Chicago Gay History

Review
CHICAGO GAY HISTORY
Chicago, IL 60602
Link to website
Tracy Baim
editor@chicagogayhistory.com

Chicago’s gay community has contributed in many ways to the national and international fight for gay, lesbian, bisexual and transgender rights. However, those contributions have often been overlooked in documentations of the movement, and this new Chicago Gay History Project seeks to provide a comprehensive overview of those many important people, events, and organizations who helped the Windy City become a beacon of gay progress in the latter part of the 20th Century.

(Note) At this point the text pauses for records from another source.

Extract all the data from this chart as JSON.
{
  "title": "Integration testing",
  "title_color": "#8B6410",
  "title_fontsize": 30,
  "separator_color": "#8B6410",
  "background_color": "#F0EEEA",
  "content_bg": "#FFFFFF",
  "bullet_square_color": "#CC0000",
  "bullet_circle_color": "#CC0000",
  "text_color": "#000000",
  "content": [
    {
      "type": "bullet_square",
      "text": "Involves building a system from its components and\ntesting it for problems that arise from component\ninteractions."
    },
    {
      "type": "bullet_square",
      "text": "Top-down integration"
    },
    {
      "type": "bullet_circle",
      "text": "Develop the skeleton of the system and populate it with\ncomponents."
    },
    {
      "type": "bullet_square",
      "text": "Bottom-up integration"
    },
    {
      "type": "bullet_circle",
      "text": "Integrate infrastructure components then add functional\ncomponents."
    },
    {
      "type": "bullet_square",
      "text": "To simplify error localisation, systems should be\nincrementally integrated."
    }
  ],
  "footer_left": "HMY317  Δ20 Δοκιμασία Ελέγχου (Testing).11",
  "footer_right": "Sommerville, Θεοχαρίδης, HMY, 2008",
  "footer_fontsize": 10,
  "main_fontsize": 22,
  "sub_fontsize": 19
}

From the anti-gay police raids and harassment of earlier decades, Chicago has risen to become one of the most progressive cities in the world, with legal protections, a city-designated neighborhood, a major community center, the hosting of the Gay Games in 2006, and a city-sponsored Gay and Lesbian Hall of Fame. Illinois was the first state to remove its sodomy law, and the first gay-rights group in the U.S. started in Chicago.

While The Society of Human Rights in the 1920s was short-lived (due to police intervention), the visionary who started that group, Henry Gerber, was among the many Chicagoans who were at the vanguard of the movement for gay equality. From Jane Addams to Lorraine Hansberry, Marie J. Kuda to William Kelley, Chuck Renslow to Vernita Gray, this projects takes an extensive look back, so that we may learn for a better future.